The panelists include: Michael Bruemmer, vice president of Experian Data Breach Resolution; Bob Chaput, CEO at Clearwater Compliance; and Brian Evans, a principal security and privacy consultant at Tom Walsh Consulting. They'll address critical issues, including:
- What's the best approach to revamping breach notification strategies in light of the HIPAA Omnibus Rule?
- Which security technologies will prove to be most critical in helping healthcare organizations safeguard information in 2014?
- How can CISOs build support among executives and board members for investments in information security?
Healthcare organizations face the ongoing challenge of ensuring patient information is adequately protected. And as federal regulators step up enforcement of privacy and security requirements under the new HIPAA Omnibus Rule, there's a growing sense of urgency. But what are the key action items for 2014?
In an overview of the Healthcare Information Security Today survey results, Howard Anderson, news editor at Information Security Media Group, covers a broad range of issues:
HIPAA Omnibus Rule Compliance
Enforcement of the rule began last September. But healthcare organizations are still dealing with several key compliance challenges, including training their workforces and revising business associate agreements.
Top Security Priorities and Investments
Top priorities for 2014 include improving regulatory compliance, boosting staff members' security awareness and preventing and detecting breaches.
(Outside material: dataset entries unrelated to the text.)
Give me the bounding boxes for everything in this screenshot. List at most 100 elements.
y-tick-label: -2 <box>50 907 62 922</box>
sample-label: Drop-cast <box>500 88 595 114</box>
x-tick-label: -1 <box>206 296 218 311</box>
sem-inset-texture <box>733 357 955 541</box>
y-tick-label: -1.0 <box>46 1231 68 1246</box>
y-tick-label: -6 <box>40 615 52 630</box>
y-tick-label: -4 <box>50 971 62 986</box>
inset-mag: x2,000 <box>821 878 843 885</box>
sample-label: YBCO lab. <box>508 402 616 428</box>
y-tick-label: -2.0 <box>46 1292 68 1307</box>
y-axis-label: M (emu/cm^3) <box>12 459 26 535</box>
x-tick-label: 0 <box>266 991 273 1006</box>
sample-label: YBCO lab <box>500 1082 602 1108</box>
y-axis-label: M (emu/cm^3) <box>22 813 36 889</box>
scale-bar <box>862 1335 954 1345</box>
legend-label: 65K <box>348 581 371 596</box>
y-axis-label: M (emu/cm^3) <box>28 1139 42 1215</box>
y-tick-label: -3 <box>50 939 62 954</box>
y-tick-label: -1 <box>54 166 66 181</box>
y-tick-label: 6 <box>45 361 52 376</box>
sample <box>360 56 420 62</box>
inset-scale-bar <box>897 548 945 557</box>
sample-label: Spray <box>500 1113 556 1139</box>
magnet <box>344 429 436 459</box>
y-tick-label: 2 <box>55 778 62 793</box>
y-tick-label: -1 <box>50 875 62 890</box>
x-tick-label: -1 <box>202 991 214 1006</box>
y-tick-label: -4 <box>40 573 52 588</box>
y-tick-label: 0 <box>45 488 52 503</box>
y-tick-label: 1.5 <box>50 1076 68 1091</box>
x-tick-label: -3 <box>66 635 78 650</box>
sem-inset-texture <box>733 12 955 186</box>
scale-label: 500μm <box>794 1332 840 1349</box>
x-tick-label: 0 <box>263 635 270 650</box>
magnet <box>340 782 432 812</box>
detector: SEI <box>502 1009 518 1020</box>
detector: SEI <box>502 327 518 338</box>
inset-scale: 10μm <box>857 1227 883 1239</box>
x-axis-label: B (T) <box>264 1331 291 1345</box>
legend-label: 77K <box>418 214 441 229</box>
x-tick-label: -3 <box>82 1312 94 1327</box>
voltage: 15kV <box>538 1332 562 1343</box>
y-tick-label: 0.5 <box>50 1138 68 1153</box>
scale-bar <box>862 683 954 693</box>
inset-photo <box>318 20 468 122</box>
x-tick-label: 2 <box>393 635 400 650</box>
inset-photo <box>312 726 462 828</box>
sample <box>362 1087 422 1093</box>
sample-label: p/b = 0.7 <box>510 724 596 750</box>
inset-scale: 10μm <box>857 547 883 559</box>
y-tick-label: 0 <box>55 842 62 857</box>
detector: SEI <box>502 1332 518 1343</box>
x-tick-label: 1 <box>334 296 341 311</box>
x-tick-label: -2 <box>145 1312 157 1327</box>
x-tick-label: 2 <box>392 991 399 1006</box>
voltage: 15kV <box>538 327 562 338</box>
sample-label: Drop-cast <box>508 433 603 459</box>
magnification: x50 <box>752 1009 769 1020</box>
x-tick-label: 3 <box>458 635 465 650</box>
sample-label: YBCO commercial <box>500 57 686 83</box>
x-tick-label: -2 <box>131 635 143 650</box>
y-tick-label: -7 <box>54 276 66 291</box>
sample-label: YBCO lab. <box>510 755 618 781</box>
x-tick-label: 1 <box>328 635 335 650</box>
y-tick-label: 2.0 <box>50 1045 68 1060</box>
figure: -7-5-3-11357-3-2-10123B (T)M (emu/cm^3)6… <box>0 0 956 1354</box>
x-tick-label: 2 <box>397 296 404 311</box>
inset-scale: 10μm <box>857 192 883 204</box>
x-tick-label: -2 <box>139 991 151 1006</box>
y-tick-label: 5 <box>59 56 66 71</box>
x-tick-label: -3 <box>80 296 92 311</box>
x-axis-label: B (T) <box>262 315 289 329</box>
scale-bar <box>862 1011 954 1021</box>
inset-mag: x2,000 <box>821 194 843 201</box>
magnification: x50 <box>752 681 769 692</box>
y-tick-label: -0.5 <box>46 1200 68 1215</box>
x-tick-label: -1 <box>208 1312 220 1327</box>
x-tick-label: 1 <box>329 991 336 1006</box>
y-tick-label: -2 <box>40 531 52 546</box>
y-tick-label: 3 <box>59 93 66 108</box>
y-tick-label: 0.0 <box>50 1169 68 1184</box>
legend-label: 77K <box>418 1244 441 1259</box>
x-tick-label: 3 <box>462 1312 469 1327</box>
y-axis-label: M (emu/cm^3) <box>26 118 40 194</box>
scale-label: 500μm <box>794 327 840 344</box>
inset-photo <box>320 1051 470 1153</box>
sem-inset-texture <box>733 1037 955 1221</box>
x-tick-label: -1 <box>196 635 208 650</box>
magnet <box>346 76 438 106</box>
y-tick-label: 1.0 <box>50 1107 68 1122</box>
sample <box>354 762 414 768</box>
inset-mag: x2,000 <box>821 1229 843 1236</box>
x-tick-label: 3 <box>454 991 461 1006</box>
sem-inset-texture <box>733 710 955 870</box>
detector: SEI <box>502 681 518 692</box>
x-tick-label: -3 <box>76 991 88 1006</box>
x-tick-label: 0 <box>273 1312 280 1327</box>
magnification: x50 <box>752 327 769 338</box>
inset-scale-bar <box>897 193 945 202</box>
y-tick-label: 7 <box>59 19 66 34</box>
Top planned investments are an audit tool or log management system, e-mail encryption and a mobile device management system.
Perceived Security Threats
Mistakes by staff, the growing use of mobile devices and business associates with inadequate security are far bigger perceived security threats to healthcare entities than hackers. This makes sense, given that a majority of major breaches have involved lost or stolen unencrypted devices.
Breach Prevention Efforts
Top breach prevention strategies include stepping up training on privacy and security issues and implementing an audit tool to enhance detection of unauthorized access.
Despite all the news about breaches involving lost or stolen mobile devices, only 44 percent of respondents have applied encryption to these devices. And only about a third say encrypting mobile devices is a top priority for this year. The survey also reveals other encryption trends.
Following the survey overview, Anderson convenes a discussion of the findings with a panel of experts.